Why do older generations games have a common look and feel by console?
Much of the "look and feel" of games of that era (up to roughly the early 3D era) was driven largely by technical limitations and tradeoffs of the consoles themselves. The Sega Genesis, for example, could load and scroll backgrounds much faster than other consoles of the era (mainly the SNES and TurboGrafx16), so you saw a lot of Genesis games, starting with Sonic 2's "charge and roll" move, that involved zooming across levels very fast, to show off this capability. The SNES, in contrast, had slightly better capability for layered parallax backgrounds, and better color palettes, so you saw a lot of those in SNES games. The TG16 supported larger, more detailed sprites and a much better sound engine than its competitors, so you saw a lot of games with big, detailed characters and rich extravagant musical scores, that other consoles simply couldn't match. It's the same attitude that today leads to "photorealistic" sports games and boasts of triangle counts: showing off the capabilities of the hardware.

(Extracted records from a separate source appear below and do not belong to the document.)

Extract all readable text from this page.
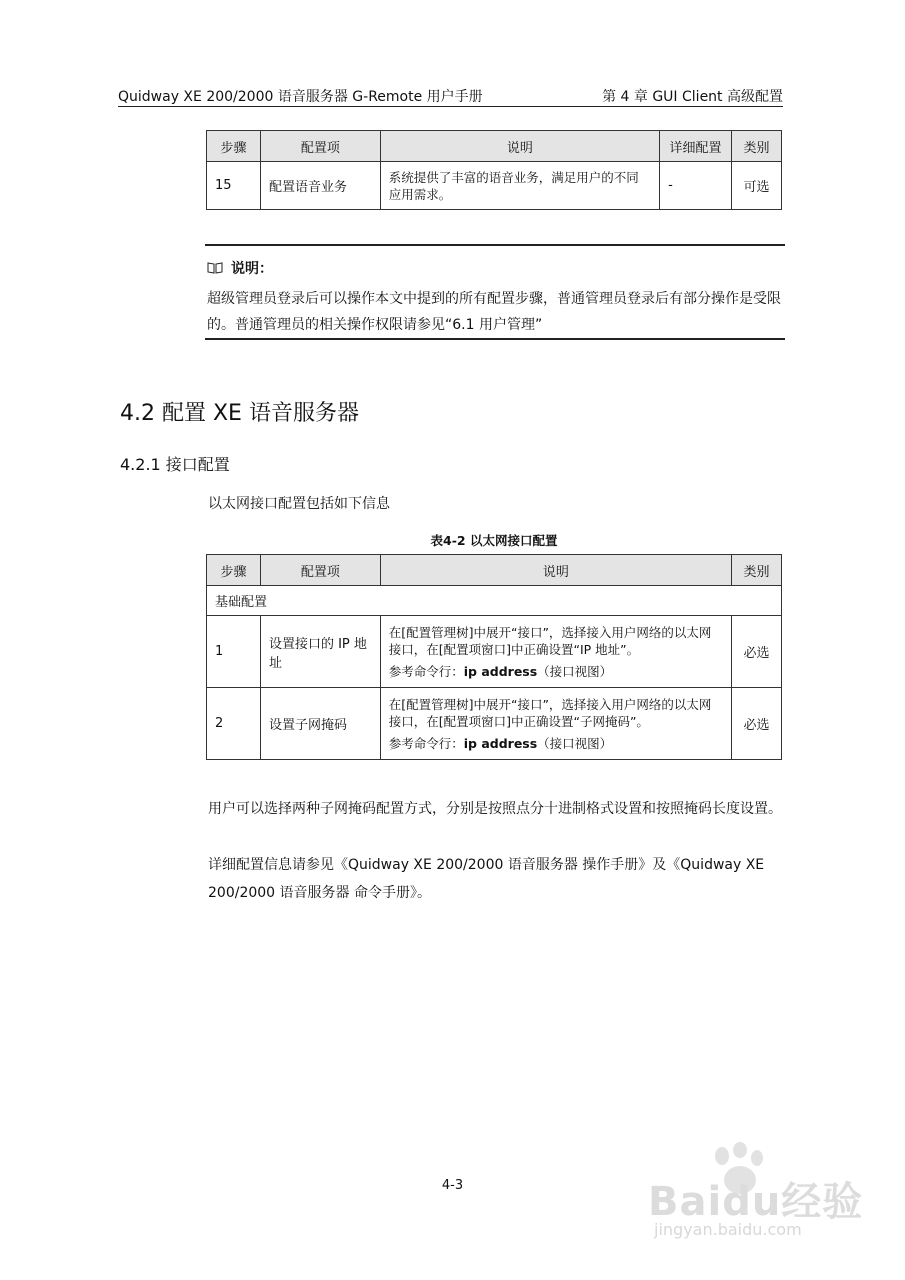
Quidway XE 200/2000 语音服务器 G-Remote 用户手册	第 4 章 GUI Client 高级配置
步骤	配置项	说明	详细配置	类别
15	配置语音业务	系统提供了丰富的语音业务，满足用户的不同应用需求。	-	可选
说明：
超级管理员登录后可以操作本文中提到的所有配置步骤，普通管理员登录后有部分操作是受限的。普通管理员的相关操作权限请参见“6.1 用户管理”
4.2 配置 XE 语音服务器
4.2.1 接口配置
以太网接口配置包括如下信息
表4-2 以太网接口配置
步骤	配置项	说明	类别
基础配置			
1	设置接口的 IP 地址	在[配置管理树]中展开“接口”，选择接入用户网络的以太网接口，在[配置项窗口]中正确设置“IP 地址”。
参考命令行：ip address（接口视图）	必选
2	设置子网掩码	在[配置管理树]中展开“接口”，选择接入用户网络的以太网接口，在[配置项窗口]中正确设置“子网掩码”。
参考命令行：ip address（接口视图）	必选
用户可以选择两种子网掩码配置方式，分别是按照点分十进制格式设置和按照掩码长度设置。
详细配置信息请参见《Quidway XE 200/2000 语音服务器 操作手册》及《Quidway XE 200/2000 语音服务器 命令手册》。
4-3	Baidu经验
jingyan.baidu.com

@RobertColumbia also makes a good point in the comments that games produced for only a single console, and companies that developed for a single console, were far more common than they are today, to the point that those companies' "house styles" became associated with the console. Again, this is because the consoles' technical capabilities (as well as cartridge formats!) were so different that porting a game to a different console would have been a monumental undertaking. It did happen, but it was extremely uncommon. First-party games were also more common than they are today (except for Nintendo, of course, which actually had some AAA third-party support at the time but basically doesn't anymore), and the prevalence of first-party games tended to influence a console's style as represented by other developers.